Friday, May 25, 2007

The 2002 NIE

From NBC's Bob Windrem and Mark Murray:
A new book's revelation that Hillary Clinton did not read the CIA National Intelligence Estimate on Iraqi WMD before voting on war authorization should not be a surprise. Most congressmen and senators didn't. And there is a (classified) list of who did and who didn't because members had to visit a secure room -- called the SCIF -- at the Capitol to view it. Members have to sign the document out. In the case of the NIE on Iraq, there were separate logs for the five-page executive summary and the full 90-page NIE.According to a former senior US intelligence official, "only a handful" of congressmen and senators actually went to the SCIF and signed out the NIE. Most who did were members of the intelligence and armed services committees. Although the log is classified, several senators have admitted either reading or not reading the report. Sen. Jay Rockefeller, D-WV, of the Senate Intelligence Committee was one who admitted he read it. Among those who have admitted they didn't were Democratic Sen. Bill Nelson, D-FL, and Sen. Harry Reid, D-NV, now Senate majority leader.

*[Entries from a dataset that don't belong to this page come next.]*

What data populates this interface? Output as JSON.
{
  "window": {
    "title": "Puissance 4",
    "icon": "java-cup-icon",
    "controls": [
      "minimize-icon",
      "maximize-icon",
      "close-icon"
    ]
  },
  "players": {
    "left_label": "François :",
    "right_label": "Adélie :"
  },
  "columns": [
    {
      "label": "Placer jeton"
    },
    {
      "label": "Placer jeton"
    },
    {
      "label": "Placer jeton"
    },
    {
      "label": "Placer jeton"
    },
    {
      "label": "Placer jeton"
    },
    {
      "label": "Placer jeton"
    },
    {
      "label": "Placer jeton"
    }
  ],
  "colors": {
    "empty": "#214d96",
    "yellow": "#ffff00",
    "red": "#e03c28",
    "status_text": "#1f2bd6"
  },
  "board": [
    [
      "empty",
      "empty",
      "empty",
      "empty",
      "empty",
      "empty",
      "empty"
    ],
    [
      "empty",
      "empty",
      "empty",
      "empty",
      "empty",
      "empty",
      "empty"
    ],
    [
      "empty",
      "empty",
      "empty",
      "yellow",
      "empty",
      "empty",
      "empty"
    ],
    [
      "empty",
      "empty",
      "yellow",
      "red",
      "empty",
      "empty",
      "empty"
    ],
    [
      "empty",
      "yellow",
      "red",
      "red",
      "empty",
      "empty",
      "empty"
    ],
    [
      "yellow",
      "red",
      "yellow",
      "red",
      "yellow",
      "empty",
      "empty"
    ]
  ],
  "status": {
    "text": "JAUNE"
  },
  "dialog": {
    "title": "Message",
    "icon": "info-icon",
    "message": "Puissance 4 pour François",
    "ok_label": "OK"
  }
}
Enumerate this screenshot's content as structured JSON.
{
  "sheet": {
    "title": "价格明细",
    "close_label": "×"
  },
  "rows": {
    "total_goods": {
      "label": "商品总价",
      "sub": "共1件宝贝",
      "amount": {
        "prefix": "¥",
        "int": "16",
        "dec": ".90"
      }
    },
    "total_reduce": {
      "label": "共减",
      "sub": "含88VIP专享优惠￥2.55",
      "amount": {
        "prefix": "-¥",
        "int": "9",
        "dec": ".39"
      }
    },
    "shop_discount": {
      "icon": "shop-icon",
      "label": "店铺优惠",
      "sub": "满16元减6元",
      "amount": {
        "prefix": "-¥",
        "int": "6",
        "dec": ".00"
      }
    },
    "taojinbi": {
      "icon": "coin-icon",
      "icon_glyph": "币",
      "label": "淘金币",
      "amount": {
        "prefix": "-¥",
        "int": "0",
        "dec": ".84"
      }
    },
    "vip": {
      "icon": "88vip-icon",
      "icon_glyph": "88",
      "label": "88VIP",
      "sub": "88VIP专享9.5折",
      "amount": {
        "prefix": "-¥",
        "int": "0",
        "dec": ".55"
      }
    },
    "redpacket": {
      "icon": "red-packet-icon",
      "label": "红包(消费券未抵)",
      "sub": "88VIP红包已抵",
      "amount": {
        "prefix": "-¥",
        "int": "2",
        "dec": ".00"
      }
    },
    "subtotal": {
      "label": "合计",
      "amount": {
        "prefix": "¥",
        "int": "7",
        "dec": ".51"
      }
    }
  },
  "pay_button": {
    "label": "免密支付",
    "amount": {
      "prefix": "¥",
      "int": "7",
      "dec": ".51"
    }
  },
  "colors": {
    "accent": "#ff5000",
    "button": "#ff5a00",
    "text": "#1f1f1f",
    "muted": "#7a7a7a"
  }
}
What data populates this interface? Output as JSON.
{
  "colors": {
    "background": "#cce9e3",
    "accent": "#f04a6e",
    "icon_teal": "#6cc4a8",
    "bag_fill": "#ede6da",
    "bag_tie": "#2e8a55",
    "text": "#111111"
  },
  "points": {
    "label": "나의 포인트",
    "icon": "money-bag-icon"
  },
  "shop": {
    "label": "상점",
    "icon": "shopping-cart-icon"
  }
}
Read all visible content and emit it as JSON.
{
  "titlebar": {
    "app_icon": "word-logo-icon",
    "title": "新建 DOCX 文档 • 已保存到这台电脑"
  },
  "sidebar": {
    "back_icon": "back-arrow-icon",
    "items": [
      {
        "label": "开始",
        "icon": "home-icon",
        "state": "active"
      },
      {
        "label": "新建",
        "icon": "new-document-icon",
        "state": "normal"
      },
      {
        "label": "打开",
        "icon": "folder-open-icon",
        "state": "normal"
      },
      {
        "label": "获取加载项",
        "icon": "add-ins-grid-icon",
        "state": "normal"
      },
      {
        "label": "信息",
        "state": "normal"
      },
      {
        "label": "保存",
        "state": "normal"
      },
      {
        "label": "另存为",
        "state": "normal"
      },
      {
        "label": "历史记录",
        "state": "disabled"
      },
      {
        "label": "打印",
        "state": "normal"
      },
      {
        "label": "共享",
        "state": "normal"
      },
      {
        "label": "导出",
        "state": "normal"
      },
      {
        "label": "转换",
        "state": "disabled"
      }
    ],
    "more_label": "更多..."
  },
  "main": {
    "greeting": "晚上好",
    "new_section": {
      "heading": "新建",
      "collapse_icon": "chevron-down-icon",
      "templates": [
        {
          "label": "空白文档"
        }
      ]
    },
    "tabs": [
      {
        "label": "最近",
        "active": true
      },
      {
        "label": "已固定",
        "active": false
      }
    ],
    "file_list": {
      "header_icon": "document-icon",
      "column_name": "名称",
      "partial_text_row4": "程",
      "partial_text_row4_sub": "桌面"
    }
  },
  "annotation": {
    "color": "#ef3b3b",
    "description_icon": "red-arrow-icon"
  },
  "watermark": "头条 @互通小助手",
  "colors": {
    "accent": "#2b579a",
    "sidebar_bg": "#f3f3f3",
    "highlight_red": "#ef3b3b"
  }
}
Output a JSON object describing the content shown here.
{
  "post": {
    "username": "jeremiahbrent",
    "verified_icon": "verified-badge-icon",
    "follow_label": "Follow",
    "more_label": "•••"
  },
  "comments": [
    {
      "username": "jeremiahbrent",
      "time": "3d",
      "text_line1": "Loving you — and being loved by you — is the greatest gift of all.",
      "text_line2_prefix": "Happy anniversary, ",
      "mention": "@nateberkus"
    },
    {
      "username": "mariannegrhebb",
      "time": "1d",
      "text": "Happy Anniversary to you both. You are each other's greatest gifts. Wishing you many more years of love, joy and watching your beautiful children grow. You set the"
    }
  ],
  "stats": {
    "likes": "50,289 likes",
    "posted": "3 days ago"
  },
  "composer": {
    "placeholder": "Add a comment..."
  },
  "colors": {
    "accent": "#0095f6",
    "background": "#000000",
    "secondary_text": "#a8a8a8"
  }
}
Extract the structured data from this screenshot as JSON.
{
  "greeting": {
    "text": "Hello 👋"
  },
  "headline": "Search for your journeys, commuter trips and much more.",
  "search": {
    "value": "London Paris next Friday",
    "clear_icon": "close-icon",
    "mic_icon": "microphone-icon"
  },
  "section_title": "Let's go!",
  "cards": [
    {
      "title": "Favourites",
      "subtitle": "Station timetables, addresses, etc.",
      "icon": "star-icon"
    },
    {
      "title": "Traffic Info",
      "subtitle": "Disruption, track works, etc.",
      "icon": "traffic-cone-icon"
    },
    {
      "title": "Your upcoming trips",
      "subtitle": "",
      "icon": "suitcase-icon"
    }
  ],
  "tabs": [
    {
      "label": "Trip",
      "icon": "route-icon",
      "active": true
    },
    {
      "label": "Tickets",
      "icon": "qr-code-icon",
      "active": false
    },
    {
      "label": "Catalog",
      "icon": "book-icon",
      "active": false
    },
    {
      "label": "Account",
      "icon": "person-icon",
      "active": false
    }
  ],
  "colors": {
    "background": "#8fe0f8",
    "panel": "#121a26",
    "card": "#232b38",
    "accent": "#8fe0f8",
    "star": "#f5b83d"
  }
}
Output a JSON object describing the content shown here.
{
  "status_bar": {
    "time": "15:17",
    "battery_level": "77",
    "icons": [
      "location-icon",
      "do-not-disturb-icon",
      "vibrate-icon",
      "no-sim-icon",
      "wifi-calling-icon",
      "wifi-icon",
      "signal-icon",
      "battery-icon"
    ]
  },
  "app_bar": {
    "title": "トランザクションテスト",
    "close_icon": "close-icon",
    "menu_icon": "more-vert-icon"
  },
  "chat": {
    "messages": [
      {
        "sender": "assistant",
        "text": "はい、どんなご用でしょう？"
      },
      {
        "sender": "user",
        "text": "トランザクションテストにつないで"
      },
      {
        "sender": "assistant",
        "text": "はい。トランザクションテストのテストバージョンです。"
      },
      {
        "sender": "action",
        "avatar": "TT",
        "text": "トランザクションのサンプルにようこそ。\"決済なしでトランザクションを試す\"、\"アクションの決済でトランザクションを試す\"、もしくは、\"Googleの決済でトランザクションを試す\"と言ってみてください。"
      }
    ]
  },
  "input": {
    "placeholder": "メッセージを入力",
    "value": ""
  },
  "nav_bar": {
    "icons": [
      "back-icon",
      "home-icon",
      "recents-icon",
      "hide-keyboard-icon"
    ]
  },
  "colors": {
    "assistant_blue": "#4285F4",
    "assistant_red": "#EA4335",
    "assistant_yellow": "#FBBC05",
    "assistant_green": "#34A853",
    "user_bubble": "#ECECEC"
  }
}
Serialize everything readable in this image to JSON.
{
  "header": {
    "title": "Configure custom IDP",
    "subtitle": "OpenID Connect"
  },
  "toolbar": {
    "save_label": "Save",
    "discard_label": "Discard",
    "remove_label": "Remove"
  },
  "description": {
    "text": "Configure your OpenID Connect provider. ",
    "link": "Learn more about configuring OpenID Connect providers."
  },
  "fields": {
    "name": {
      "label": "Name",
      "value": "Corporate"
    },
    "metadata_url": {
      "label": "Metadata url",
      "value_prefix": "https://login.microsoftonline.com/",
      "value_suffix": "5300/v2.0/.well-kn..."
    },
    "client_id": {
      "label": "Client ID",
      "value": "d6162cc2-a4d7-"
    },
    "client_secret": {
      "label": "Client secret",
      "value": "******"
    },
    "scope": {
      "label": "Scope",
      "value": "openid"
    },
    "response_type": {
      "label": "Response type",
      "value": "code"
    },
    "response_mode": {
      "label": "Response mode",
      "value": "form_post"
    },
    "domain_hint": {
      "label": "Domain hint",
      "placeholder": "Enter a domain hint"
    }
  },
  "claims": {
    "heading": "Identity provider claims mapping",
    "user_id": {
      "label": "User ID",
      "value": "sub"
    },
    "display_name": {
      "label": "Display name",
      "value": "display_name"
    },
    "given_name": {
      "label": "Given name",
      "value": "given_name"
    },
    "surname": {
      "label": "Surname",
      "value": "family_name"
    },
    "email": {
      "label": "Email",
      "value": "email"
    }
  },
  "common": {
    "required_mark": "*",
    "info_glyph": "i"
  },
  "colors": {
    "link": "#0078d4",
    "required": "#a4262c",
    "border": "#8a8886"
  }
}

The Washington Post also reported this back in 2004: "In the fall of 2002, as Congress debated waging war in Iraq, copies of a 92-page assessment of Iraq's alleged weapons of mass destruction sat in two vaults on Capitol Hill, each protected by armed security guards and available to any member who showed up in person, without staff. But only a few ever did. No more than six senators and a handful of House members read beyond the five-page National Intelligence Estimate executive summary, according to several congressional aides responsible for safeguarding the classified material."

But even if Clinton wasn't alone in not reading the NIE, the question arises: Did she do everything possible to have the best information on Iraq WMD before casting her war authorization vote?